Les partis politiques dits d’opposition ne sont pas les seuls « victimes » de la décantation opérée par l’Autorité nationale indépendante des élections (ANIE).
Les listes indépendantes sont également frappées de plein fouet par les dispositions de l’article 200 alinéa 7 de la loi électorale.
Ainsi, à Tizi-Ouzou, six candidats de la liste indépendante «Tafsut», ont été rejetés par l’ANIE pour cause d’« activités suspectes », un motif jugé «vague et infondé» par cette liste indépendante, laquelle annonce des recours judiciaires et dénonce une «atteinte grave» aux droits civiques.

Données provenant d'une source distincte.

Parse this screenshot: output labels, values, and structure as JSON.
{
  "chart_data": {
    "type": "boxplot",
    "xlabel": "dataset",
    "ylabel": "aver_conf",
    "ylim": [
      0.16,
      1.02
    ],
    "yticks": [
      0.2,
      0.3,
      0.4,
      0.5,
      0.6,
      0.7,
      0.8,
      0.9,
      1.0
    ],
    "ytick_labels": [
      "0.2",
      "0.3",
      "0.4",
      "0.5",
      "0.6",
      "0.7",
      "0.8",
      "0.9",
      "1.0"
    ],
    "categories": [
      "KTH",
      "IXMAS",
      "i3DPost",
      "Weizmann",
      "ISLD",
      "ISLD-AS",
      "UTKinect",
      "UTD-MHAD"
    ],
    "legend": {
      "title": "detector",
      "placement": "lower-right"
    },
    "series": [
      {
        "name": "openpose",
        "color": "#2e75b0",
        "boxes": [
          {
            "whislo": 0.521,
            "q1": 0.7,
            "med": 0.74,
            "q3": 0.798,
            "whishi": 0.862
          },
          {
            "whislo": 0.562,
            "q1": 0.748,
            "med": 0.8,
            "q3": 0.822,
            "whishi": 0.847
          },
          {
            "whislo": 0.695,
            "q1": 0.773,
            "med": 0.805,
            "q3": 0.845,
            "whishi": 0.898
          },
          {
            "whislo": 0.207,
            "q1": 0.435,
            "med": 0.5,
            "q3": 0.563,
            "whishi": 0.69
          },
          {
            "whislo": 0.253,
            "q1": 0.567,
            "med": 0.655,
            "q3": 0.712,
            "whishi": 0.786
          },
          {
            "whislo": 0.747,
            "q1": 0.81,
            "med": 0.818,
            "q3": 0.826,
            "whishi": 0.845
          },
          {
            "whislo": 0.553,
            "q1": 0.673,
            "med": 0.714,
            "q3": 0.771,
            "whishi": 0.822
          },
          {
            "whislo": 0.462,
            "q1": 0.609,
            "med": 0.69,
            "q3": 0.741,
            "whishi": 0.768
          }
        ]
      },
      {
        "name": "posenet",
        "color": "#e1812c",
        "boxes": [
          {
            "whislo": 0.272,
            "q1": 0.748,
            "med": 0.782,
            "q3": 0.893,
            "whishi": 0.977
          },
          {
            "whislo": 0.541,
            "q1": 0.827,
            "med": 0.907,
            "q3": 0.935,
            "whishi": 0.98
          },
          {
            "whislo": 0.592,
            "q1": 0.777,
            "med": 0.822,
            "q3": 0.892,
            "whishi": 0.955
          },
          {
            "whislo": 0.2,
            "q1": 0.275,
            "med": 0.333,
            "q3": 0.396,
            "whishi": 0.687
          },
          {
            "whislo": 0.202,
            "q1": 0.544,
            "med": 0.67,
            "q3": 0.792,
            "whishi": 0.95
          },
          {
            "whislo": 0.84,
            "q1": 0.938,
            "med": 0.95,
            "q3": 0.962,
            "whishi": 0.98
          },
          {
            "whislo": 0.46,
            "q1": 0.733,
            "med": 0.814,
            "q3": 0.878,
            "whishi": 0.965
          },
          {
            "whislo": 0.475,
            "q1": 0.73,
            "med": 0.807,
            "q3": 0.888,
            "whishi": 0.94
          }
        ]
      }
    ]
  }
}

Qui sont les candidats rejetés?
En effet, pour la liste Tafsut, ce rejet relève de «la diffamation» et porte atteinte au principe de présomption d’innocence, garanti par la Constitution algérienne et les pactes internationaux des droits de l’Homme ratifiés par l’Algérie.
Les candidats écartés sont des profils bien ancrés dans la société civile et le militantisme politique, à savoir Mes Yamina Alili et Hakim Saheb, avocats engagés bénévolement dans la défense des détenus d’opinion et la protection des droits humains, M.M Hamou Boumedine, Salim Chait, Massinissa Negrouche, et Aksel Krouchi, ancien candidat FFS lors des élections locales de 2021 à l’APC de Béni Douala.
Deux candidats ont eu affaire à la justice — avec des résultats clairs
D’après le communiqué officiel de Tafsut, lur les six exclus, seuls deux ont eu un contact avec la justice, et dans des conditions qui contredisent le motif de l’ANIE. Selon ledit document, Hamou Boumedine a été acquitté par le tribunal criminel d’Alger le 8 décembre 2022, après dix-huit mois de détention provisoire pour ses opinions. «Cet acquittement a été confirmé en appel, puis définitivement entériné par la Cour suprême», est-il précisé. Concernant Salim Chait, la liste Tafsut mentionne qu’il n’a comparu devant la justice qu’en qualité de «partie civile» — en tant que plaignant contre Naïma Salhi, poursuivie pour propos racistes et discriminatoires envers les populations de Kabylie.
Tafsut annonce des recours judiciaires
Face à ce qu’elle qualifie de « forfaiture », cette liste indépendante annonce l’introduction de recours devant le tribunal administratif, conformément aux dispositions légales en vigueur.
La liste interpelle également l’ANIE : «si l’autorité dispose de preuves tangibles d’ « activités suspectes », elle est tenue de les transmettre au Procureur de la République pour que les poursuites judiciaires appropriées soient engagées», est-il écrit.
Enfin, le communiqué de TAFSUT replace cette décision dans un contexte plus large de régression autoritaire, marqué selon ses auteurs par la «montée de l’islamisme institutionnel» et des «féodalités locales», et par la «criminalisation » de toute expression citoyenne autonome et pacifique. Malgré les appels au boycott, la liste avait fait le choix de participer au scrutin pour, selon ses termes, « reconquérir l’espace institutionnel et réhabiliter la voix citoyenne ».